Applicant's summary and conclusion

Conclusions:

Interpretation of results: negative with and without metabolic activation

All criteria for a valid study were met as described in the study plan. It is concluded that the test item, Tribotecc®-Ferrostar, was not mutagenic in this bacterial reverse mutation test at the tested doses and under the conditions of testing employed.

Executive summary:

The test item, iron sulfide (Tribotecc®-Ferrostar) was tested for its mutagenic potential in the bacterial reverse mutation assay. The study was conducted using TA98, TA100, TA1535 and TA1537 strains of Salmonella typhimurium and WP2uvrA (pKM101) strain of Escherichia coli. The study consisted of a preliminary toxicity test and two mutation assays (plate incorporation and preincubation) comprising four independent experiments. The bacterial tester strains were exposed to the test item in the presence and absence of metabolic activation system (S-9 fraction prepared from Aroclor 1254 induced rat liver).

In a preliminary toxicity test, the mean number of revertant colonies was more or less comparable to the SW control plates up to the highest tested dose of 5000 µg/plate, both in the presence and absence of metabolic activation. No toxicity of the test item was seen as the intensity of the bacterial background lawn was comparable to that of the SW control plates up to 5000 µg/plate, both in the presence and absence of metabolic activation. The test item did not cause precipitation on the basal agar plates in any of the tested doses either in the presence or in the absence of metabolic activation. Based on these observations, 5000µg/plate was tested as the maximum dose in the initial as well as the confirmatory mutation assay.

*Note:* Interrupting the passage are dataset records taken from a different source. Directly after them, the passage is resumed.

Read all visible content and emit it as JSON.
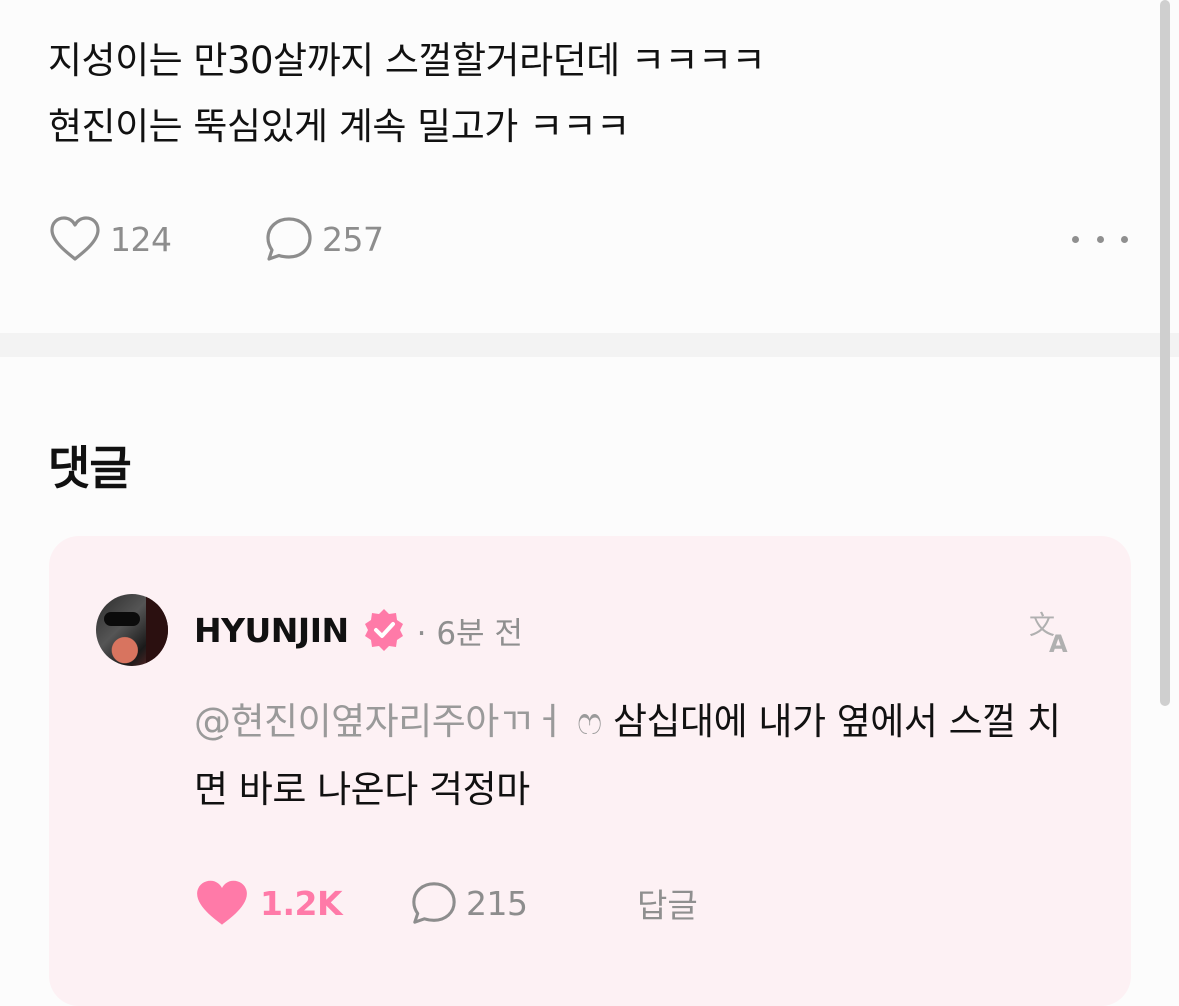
{
  "post": {
    "lines": [
      "지성이는 만30살까지 스껄할거라던데 ㅋㅋㅋㅋ",
      "현진이는 뚝심있게 계속 밀고가 ㅋㅋㅋ"
    ],
    "like_count": "124",
    "comment_count": "257"
  },
  "comments_section": {
    "title": "댓글"
  },
  "comment": {
    "author": "HYUNJIN",
    "time": "· 6분 전",
    "mention": "@현진이옆자리주아ㄲㅓ ෆ",
    "text": " 삼십대에 내가 옆에서 스껄 치면 바로 나온다 걱정마",
    "like_count": "1.2K",
    "reply_count": "215",
    "reply_label": "답글"
  },
  "icons": {
    "heart_outline": "heart-icon",
    "heart_filled": "heart-filled-icon",
    "comment": "comment-bubble-icon",
    "more": "more-horizontal-icon",
    "verified": "verified-badge-icon",
    "translate": "translate-icon"
  },
  "colors": {
    "accent_pink": "#ff7aa8",
    "card_background": "#fdf1f4",
    "muted_text": "#8d8d8d"
  }
}
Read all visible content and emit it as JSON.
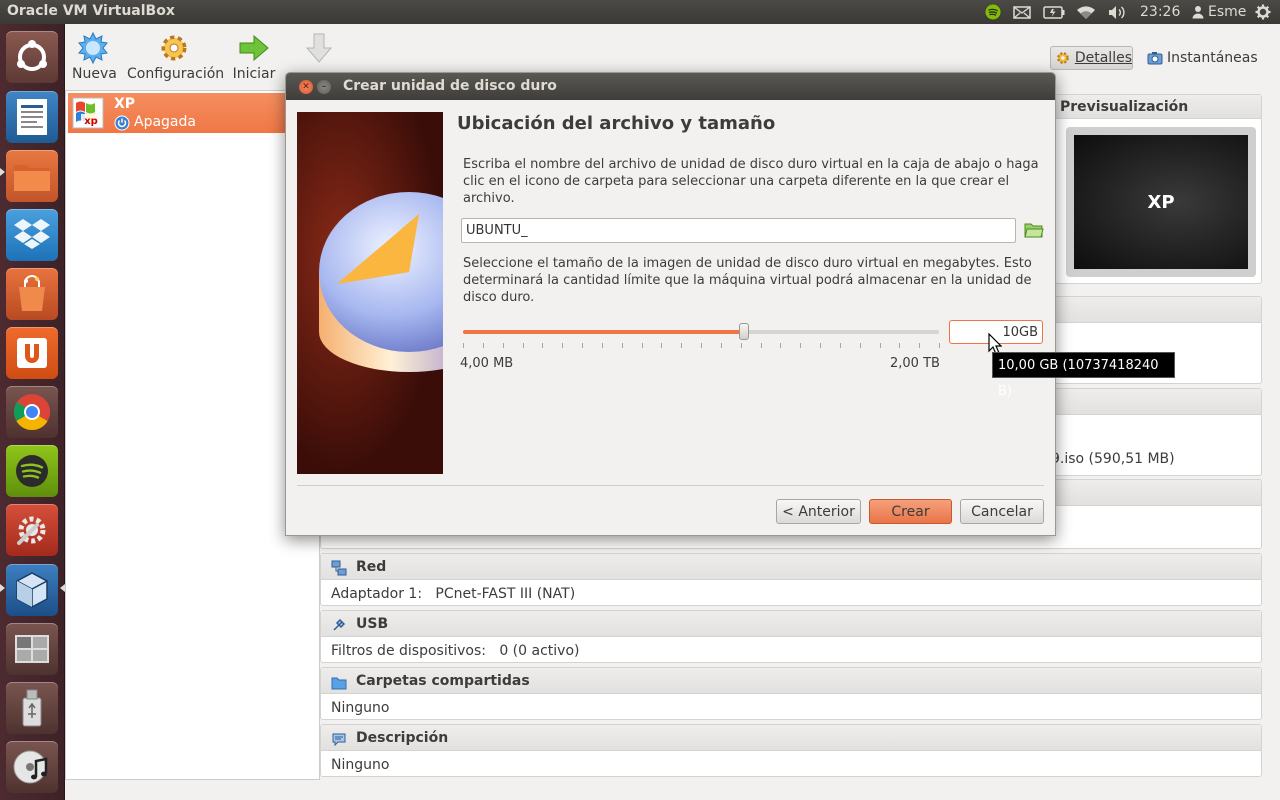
{
  "topbar": {
    "app_title": "Oracle VM VirtualBox",
    "clock": "23:26",
    "user": "Esme",
    "icons": [
      "spotify-icon",
      "mail-icon",
      "battery-icon",
      "wifi-icon",
      "volume-icon",
      "power-icon"
    ]
  },
  "toolbar": {
    "new_label": "Nueva",
    "settings_label": "Configuración",
    "start_label": "Iniciar"
  },
  "tabs": {
    "details_label": "Detalles",
    "snapshots_label": "Instantáneas"
  },
  "vm_list": {
    "items": [
      {
        "name": "XP",
        "state": "Apagada"
      }
    ]
  },
  "preview": {
    "title": "Previsualización",
    "screen_text": "XP"
  },
  "sections": {
    "storage_partial": {
      "body_tail": "9.iso (590,51 MB)"
    },
    "network": {
      "title": "Red",
      "row_label": "Adaptador 1:",
      "row_value": "PCnet-FAST III (NAT)"
    },
    "usb": {
      "title": "USB",
      "row_label": "Filtros de dispositivos:",
      "row_value": "0 (0 activo)"
    },
    "shared": {
      "title": "Carpetas compartidas",
      "row_value": "Ninguno"
    },
    "description": {
      "title": "Descripción",
      "row_value": "Ninguno"
    }
  },
  "dialog": {
    "title": "Crear unidad de disco duro",
    "heading": "Ubicación del archivo y tamaño",
    "text1": "Escriba el nombre del archivo de unidad de disco duro virtual en la caja de abajo o haga clic en el icono de carpeta para seleccionar una carpeta diferente en la que crear el archivo.",
    "file_name": "UBUNTU_",
    "text2": "Seleccione el tamaño de la imagen de unidad de disco duro virtual en megabytes. Esto determinará la cantidad límite que la máquina virtual podrá almacenar en la unidad de disco duro.",
    "slider_fraction": 0.59,
    "min_label": "4,00 MB",
    "max_label": "2,00 TB",
    "size_value": "10GB",
    "tooltip": "10,00 GB (10737418240 B)",
    "back_label": "< Anterior",
    "create_label": "Crear",
    "cancel_label": "Cancelar"
  },
  "colors": {
    "accent": "#ef7545",
    "topbar": "#3c3b37",
    "launcher": "#45262b"
  }
}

In the initial mutation assay, the test item was exposed in triplicate to 50, 158, 500, 1580 and 5000 µg/plate test doses in the presence and absence of metabolic activation using direct plate incorporation procedure. In the confirmatory assay, the test item was exposed in triplicate to concentrations of 100, 266, 707, 1880 and 5000 µg/plate in the presence and absence of metabolic activation using pre-incubation procedure. The vehicle control (SW) and the appropriate positive controls were tested simultaneously. The mean and standard deviation of numbers of revertant colonies were calculated for each test dose and the controls for all the tester strains.

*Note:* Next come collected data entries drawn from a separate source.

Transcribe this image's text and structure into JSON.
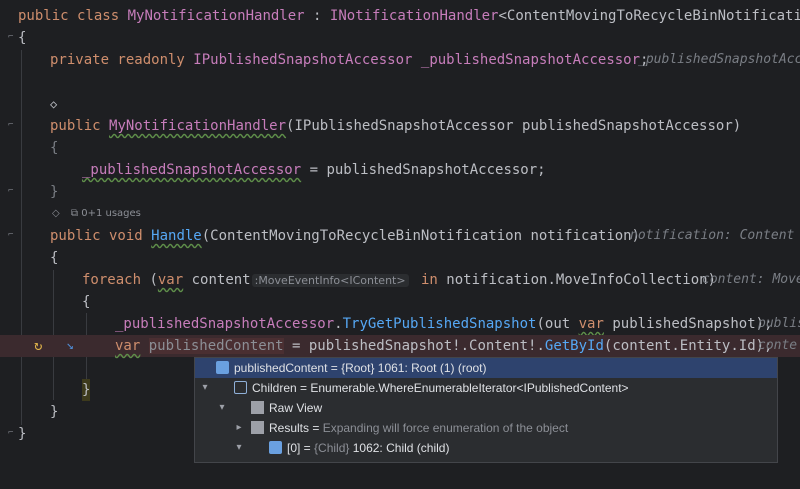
{
  "code": {
    "l1": {
      "kw": "public class",
      "name": "MyNotificationHandler",
      "colon": " : ",
      "iface": "INotificationHandler",
      "generic": "<ContentMovingToRecycleBinNotification>"
    },
    "l2": "{",
    "l3": {
      "kw": "private readonly",
      "type": "IPublishedSnapshotAccessor",
      "field": "_publishedSnapshotAccessor",
      "semi": ";",
      "hint": "_publishedSnapshotAcc"
    },
    "l4": "◇",
    "l5": {
      "kw": "public",
      "name": "MyNotificationHandler",
      "params": "(IPublishedSnapshotAccessor publishedSnapshotAccessor)"
    },
    "l6": "{",
    "l7": {
      "field": "_publishedSnapshotAccessor",
      "rest": " = publishedSnapshotAccessor;"
    },
    "l8": "}",
    "usages": "0+1 usages",
    "l9": {
      "kw": "public void",
      "name": "Handle",
      "params": "(ContentMovingToRecycleBinNotification notification)",
      "hint": "notification: Content"
    },
    "l10": "{",
    "l11": {
      "kw": "foreach",
      "open": " (",
      "var": "var",
      "ident": " content",
      "inlay": ":MoveEventInfo<IContent>",
      "in": " in ",
      "expr": "notification.MoveInfoCollection",
      "close": ")",
      "hint": "content: Move"
    },
    "l12": "{",
    "l13": {
      "field": "_publishedSnapshotAccessor",
      "dot": ".",
      "method": "TryGetPublishedSnapshot",
      "args": "(out ",
      "var": "var",
      "rest": " publishedSnapshot);",
      "hint": "publis"
    },
    "l14": {
      "var": "var",
      "ident": "publishedContent",
      "rest1": " = publishedSnapshot!.Content!.",
      "method": "GetById",
      "rest2": "(content.Entity.Id);",
      "hint": "conte"
    },
    "l15": "}",
    "l16": "}",
    "l17": "}"
  },
  "debugger": {
    "rows": [
      {
        "name": "publishedContent",
        "value": " = {Root} 1061: Root (1) (root)"
      },
      {
        "name": "Children",
        "value": " = Enumerable.WhereEnumerableIterator<IPublishedContent>"
      },
      {
        "name": "Raw View",
        "value": ""
      },
      {
        "name": "Results",
        "value": " = ",
        "note": "Expanding will force enumeration of the object"
      },
      {
        "name": "[0]",
        "value": " = ",
        "type": "{Child}",
        "rest": " 1062: Child (child)"
      }
    ]
  },
  "colors": {
    "background": "#1e1f22",
    "keyword": "#cf8e6d",
    "class": "#c77dbb",
    "method": "#56a8f5",
    "selection": "#214283",
    "popup": "#2b2d30"
  }
}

The results from the initial as well as from the confirmatory assays, indicate the tested doses showed no positive mutagenic increase in the mean numbers of revertant colonies for all tester strains when compared to the respective vehicle control plates, either in the presence or absence of metabolic activation.The mean numbers of revertant colonies neither doubled for strains TA98, TA100 and WP2uvrA (pKM101) nor tripled for strains TA1535 and TA1537 when compared to the respective vehicle control plates, either in the presence or in the absence of the metabolic activation at any of the tested doses.The study indicated that Tribotecc®-Ferrostar was not mutagenic in this Bacterial Reverse Mutation Assay up to the highest tested dose of 5000 µg/plate.